I think possibly there is. You see, it is all very well to say that the first vote in the senate is merely advisory and has no effect on the process itself. Technically this is true, but in practice it is not. If, in the first meeting of the senate, the proposal is approved by a vote of 20 to 5, you can make a safe bet that, if the assembly also approves it, then the second meeting of the senate will approve the proposal by a vote of about 20 to 5. Yes, technically it is only the second vote that has any legal effect, but it is of no practical importance because the first vote has told us what the result is going to be.

So, by the time the assembly comes to vote, everyone knows how the senate is going to vote. If the senate has already voted to approve the proposal, then the vote of the assembly can still make a difference. If, however, the senate has already voted against the proposal, then there is really very little point in the assembly voting at all, because it's clear that the proposal is not going to make it into law even if the assembly approves it. Perhaps the magistrate may not bother to put it to the assembly at all.

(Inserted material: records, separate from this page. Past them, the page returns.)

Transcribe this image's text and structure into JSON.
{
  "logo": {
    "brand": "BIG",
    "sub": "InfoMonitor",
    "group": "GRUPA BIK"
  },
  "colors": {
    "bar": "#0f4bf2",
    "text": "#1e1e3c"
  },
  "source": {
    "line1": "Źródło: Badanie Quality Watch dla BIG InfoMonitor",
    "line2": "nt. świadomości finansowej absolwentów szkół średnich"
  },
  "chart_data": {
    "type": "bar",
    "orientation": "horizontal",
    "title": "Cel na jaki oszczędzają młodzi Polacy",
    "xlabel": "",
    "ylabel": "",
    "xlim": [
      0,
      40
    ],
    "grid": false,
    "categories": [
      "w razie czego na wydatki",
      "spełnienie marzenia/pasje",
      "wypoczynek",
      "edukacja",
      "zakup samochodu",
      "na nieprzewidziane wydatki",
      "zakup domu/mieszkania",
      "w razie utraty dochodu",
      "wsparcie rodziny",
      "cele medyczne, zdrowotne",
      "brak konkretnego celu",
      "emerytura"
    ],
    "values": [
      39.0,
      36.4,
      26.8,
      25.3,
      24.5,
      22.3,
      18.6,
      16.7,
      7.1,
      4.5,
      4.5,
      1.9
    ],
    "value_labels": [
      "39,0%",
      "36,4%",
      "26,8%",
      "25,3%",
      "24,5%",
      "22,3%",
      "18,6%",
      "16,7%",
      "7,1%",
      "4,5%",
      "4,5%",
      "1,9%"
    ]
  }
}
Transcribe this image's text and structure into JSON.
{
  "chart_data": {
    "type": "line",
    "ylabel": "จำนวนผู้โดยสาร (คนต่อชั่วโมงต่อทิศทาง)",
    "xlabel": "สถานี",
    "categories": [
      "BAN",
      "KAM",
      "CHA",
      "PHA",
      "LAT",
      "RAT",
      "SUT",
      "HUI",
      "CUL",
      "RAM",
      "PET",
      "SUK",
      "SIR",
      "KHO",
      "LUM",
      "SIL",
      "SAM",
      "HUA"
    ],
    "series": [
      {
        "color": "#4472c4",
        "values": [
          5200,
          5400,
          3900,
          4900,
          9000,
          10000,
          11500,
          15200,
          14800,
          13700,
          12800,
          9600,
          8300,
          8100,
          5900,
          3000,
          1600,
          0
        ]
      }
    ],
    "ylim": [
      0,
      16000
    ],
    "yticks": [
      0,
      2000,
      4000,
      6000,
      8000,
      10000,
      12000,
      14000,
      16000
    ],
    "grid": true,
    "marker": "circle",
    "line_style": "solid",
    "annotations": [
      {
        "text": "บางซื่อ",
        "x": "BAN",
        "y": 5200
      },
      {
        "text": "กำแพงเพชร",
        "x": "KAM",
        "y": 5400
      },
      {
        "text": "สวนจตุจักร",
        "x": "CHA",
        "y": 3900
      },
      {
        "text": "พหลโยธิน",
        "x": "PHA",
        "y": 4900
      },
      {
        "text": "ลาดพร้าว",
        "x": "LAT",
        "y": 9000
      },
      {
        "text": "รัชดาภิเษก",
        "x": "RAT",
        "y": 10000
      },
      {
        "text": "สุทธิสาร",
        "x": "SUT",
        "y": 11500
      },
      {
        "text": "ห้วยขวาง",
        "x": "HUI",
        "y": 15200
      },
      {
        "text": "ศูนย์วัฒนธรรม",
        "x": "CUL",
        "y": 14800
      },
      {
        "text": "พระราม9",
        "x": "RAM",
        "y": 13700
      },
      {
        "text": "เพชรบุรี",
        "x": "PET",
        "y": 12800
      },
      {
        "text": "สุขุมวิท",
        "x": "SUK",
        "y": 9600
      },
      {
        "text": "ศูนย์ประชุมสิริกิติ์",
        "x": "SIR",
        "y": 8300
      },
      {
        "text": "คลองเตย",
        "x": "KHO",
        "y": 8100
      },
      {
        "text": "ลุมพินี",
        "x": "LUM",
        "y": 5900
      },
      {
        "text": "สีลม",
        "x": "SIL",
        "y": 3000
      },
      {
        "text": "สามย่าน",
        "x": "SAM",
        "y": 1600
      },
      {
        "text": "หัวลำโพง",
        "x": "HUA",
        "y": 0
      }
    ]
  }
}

Does that really matter? Not a great deal, but it does make a bit of a mockery of the procedure as it is on paper. If the lex constutitiva has some good reason for requiring the senate to give its approval after the assembly and not before, then the practice of having a preliminary discussion in the senate entirely negates whatever that good reason was, because the senate-meeting that really matters will always be the one before the assembly, not the one after. And if, on the other hand, it is actually better to have the senate vote beforehand, then that means the procedure in chapter I.D is imperfect and, since it is being effectively circumvented, should really be changed. Either way, it cannot possibly be sensible to have the senate vote twice on precisely the same proposal.